Question from the Angus Reid Institute, asked of some 1,500 respondents across Canada earlier this week:
“Is your premier doing a good or bad job handling this whole issue regarding the Coastal GasLink project and the protest blockades against it?”
Answer, in the case of the premier of B.C.: 65 per cent said Horgan was doing a bad job, only 18 per cent said he was doing a good job.
This from a non-profit polling organization that has generally reported favourable ratings for the B.C. premier.
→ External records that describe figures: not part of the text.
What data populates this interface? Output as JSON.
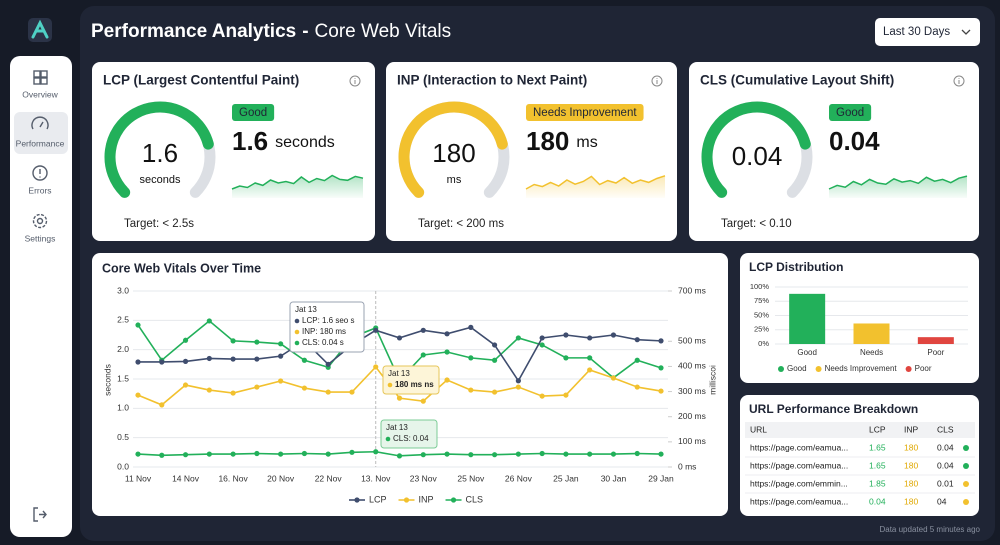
{
  "sidebar": {
    "items": [
      "Overview",
      "Performance",
      "Errors",
      "Settings"
    ],
    "active": 1
  },
  "header": {
    "title": "Performance Analytics",
    "dash": "-",
    "subtitle": "Core Web Vitals",
    "range": "Last 30 Days"
  },
  "kpis": [
    {
      "title": "LCP (Largest Contentful Paint)",
      "value": "1.6",
      "unit": "seconds",
      "status": "Good",
      "color": "#22b05a",
      "target": "Target: < 2.5s",
      "trend": [
        3,
        4,
        3.5,
        5,
        4.2,
        6,
        5,
        5.5,
        4.8,
        7,
        5.2,
        6.5,
        5.8,
        7.5,
        6.2,
        5.9,
        7.2,
        6.6
      ]
    },
    {
      "title": "INP (Interaction to Next Paint)",
      "value": "180",
      "unit": "ms",
      "status": "Needs Improvement",
      "color": "#f2c12e",
      "target": "Target: < 200 ms",
      "trend": [
        3,
        4.5,
        3.8,
        5.2,
        4,
        6,
        4.6,
        5.5,
        7.2,
        4.5,
        5.8,
        5,
        6.8,
        4.9,
        6,
        5.2,
        6.5,
        7.4
      ]
    },
    {
      "title": "CLS (Cumulative Layout Shift)",
      "value": "0.04",
      "status": "Good",
      "color": "#22b05a",
      "target": "Target: < 0.10",
      "trend": [
        3,
        4.2,
        3.6,
        5.5,
        4.4,
        6.2,
        5,
        4.6,
        6.4,
        5.3,
        5.8,
        4.9,
        6.9,
        5.6,
        6.2,
        5.1,
        6.6,
        7.3
      ]
    }
  ],
  "chart_data": [
    {
      "type": "line",
      "title": "Core Web Vitals Over Time",
      "categories": [
        "11 Nov",
        null,
        "14 Nov",
        null,
        "16. Nov",
        null,
        "20 Nov",
        null,
        "22 Nov",
        null,
        "13. Nov",
        null,
        "23 Nov",
        null,
        "25 Nov",
        null,
        "26 Nov",
        null,
        "25 Jan",
        null,
        "30 Jan",
        null,
        "29 Jan"
      ],
      "ylabel": "seconds",
      "y2label": "milliscoi",
      "ylim": [
        0,
        3
      ],
      "yticks": [
        {
          "value": 0,
          "label": "0.0"
        },
        0.5,
        {
          "value": 1,
          "label": "1.0"
        },
        1.5,
        {
          "value": 2,
          "label": "2.0"
        },
        2.5,
        {
          "value": 3,
          "label": "3.0"
        }
      ],
      "y2lim": [
        0,
        700
      ],
      "y2ticks": [
        {
          "value": 0,
          "label": "0 ms"
        },
        {
          "value": 100,
          "label": "100 ms"
        },
        {
          "value": 200,
          "label": "200 ms"
        },
        {
          "value": 300,
          "label": "300 ms"
        },
        {
          "value": 400,
          "label": "400 ms"
        },
        {
          "value": 500,
          "label": "500 ms"
        },
        {
          "value": 700,
          "label": "700 ms"
        }
      ],
      "grid": true,
      "series": [
        {
          "name": "LCP",
          "color": "#3f4d6e",
          "values": [
            1.79,
            1.79,
            1.8,
            1.85,
            1.84,
            1.84,
            1.89,
            2.15,
            1.75,
            2.08,
            2.33,
            2.2,
            2.33,
            2.27,
            2.38,
            2.08,
            1.47,
            2.2,
            2.25,
            2.2,
            2.25,
            2.17,
            2.15
          ]
        },
        {
          "name": "INP",
          "color": "#f2c12e",
          "axis": "y2",
          "values": [
            286,
            247,
            326,
            306,
            294,
            318,
            342,
            314,
            298,
            298,
            398,
            274,
            262,
            346,
            306,
            298,
            318,
            282,
            286,
            386,
            354,
            318,
            302
          ]
        },
        {
          "name": "CLS",
          "color": "#22b05a",
          "values": [
            0.22,
            0.2,
            0.21,
            0.22,
            0.22,
            0.23,
            0.22,
            0.23,
            0.22,
            0.25,
            0.26,
            0.19,
            0.21,
            0.22,
            0.21,
            0.21,
            0.22,
            0.23,
            0.22,
            0.22,
            0.22,
            0.23,
            0.22
          ]
        },
        {
          "color": "#22b05a",
          "values": [
            2.42,
            1.82,
            2.16,
            2.49,
            2.15,
            2.13,
            2.1,
            1.82,
            1.7,
            2.21,
            2.37,
            1.48,
            1.91,
            1.96,
            1.86,
            1.82,
            2.2,
            2.08,
            1.86,
            1.86,
            1.52,
            1.82,
            1.69
          ]
        }
      ],
      "annotations": [
        {
          "lines": [
            "Jat 13",
            "LCP: 1.6 seo s",
            "INP: 180 ms",
            "CLS: 0.04 s"
          ]
        },
        {
          "lines": [
            "Jat 13",
            "180 ms ns"
          ]
        },
        {
          "lines": [
            "Jat 13",
            "CLS: 0.04"
          ]
        }
      ]
    },
    {
      "type": "bar",
      "title": "LCP Distribution",
      "categories": [
        "Good",
        "Needs",
        "Poor"
      ],
      "values": [
        88,
        36,
        12
      ],
      "colors": [
        "#22b05a",
        "#f2c12e",
        "#e0453f"
      ],
      "legend": [
        "Good",
        "Needs Improvement",
        "Poor"
      ],
      "ylim": [
        0,
        100
      ],
      "yticks": [
        {
          "value": 0,
          "label": "0%"
        },
        {
          "value": 25,
          "label": "25%"
        },
        {
          "value": 50,
          "label": "50%"
        },
        {
          "value": 75,
          "label": "75%"
        },
        {
          "value": 100,
          "label": "100%"
        }
      ],
      "grid": true
    }
  ],
  "table": {
    "title": "URL Performance Breakdown",
    "headers": [
      "URL",
      "LCP",
      "INP",
      "CLS"
    ],
    "rows": [
      [
        "https://page.com/eamua...",
        "1.65",
        "180",
        "0.04"
      ],
      [
        "https://page.com/eamua...",
        "1.65",
        "180",
        "0.04"
      ],
      [
        "https://page.com/emmin...",
        "1.85",
        "180",
        "0.01"
      ],
      [
        "https://page.com/eamua...",
        "0.04",
        "180",
        "04"
      ]
    ],
    "status_colors": [
      "#22b05a",
      "#22b05a",
      "#f2c12e",
      "#f2c12e"
    ]
  },
  "footer": "Data updated 5 minutes ago"
}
In Reid’s year-end survey, Horgan finished near the top of the heap among Canadian premiers with 56 per cent approval.
But the greater than three-to-one margin against Horgan on this issue did not leave much room for excuses, even allowing for the limitations of online polling, the margin of error (plus or minus 2.5 points) and the smaller sample here in B.C.
“This is a very divisive issue for all British Columbians and all Canadians,” the premier conceded when I asked him about the poll.
“But I can’t be governed by the polls, I have to be governed by what I believe is right, and I think we’re on the right course.”
“I’m doing my level best to try and find that balance between the absolute requirement of dissent in a democratic society, but also ensuring that people don’t behave in an unlawful manner that disrupts the lives of other people who did not ask to participate in the debate but are drawn into it.”
He revisited the polling negatives later in the press conference by way of acknowledging that the pipeline standoff and resulting fallout has been hard on him and hard on the government.
“There are obstacles always and they’ve been difficult personally, professionally and politically,” the premier told reporters.
“But I firmly believe, after many decades involved in public policy making and observing events, that I think we’re absolutely on the right course and I’m gonna carry on.”
As he spoke, B.C.’s minister of Indigenous relations, Scott Fraser, was meeting with his federal counterpart and the Indigenous leaders involved in the standoff.
If the meeting makes progress in breaking the impasse, this week’s negatives could soon be forgotten. If not, then last year’s favourable rating could become a thing of the past.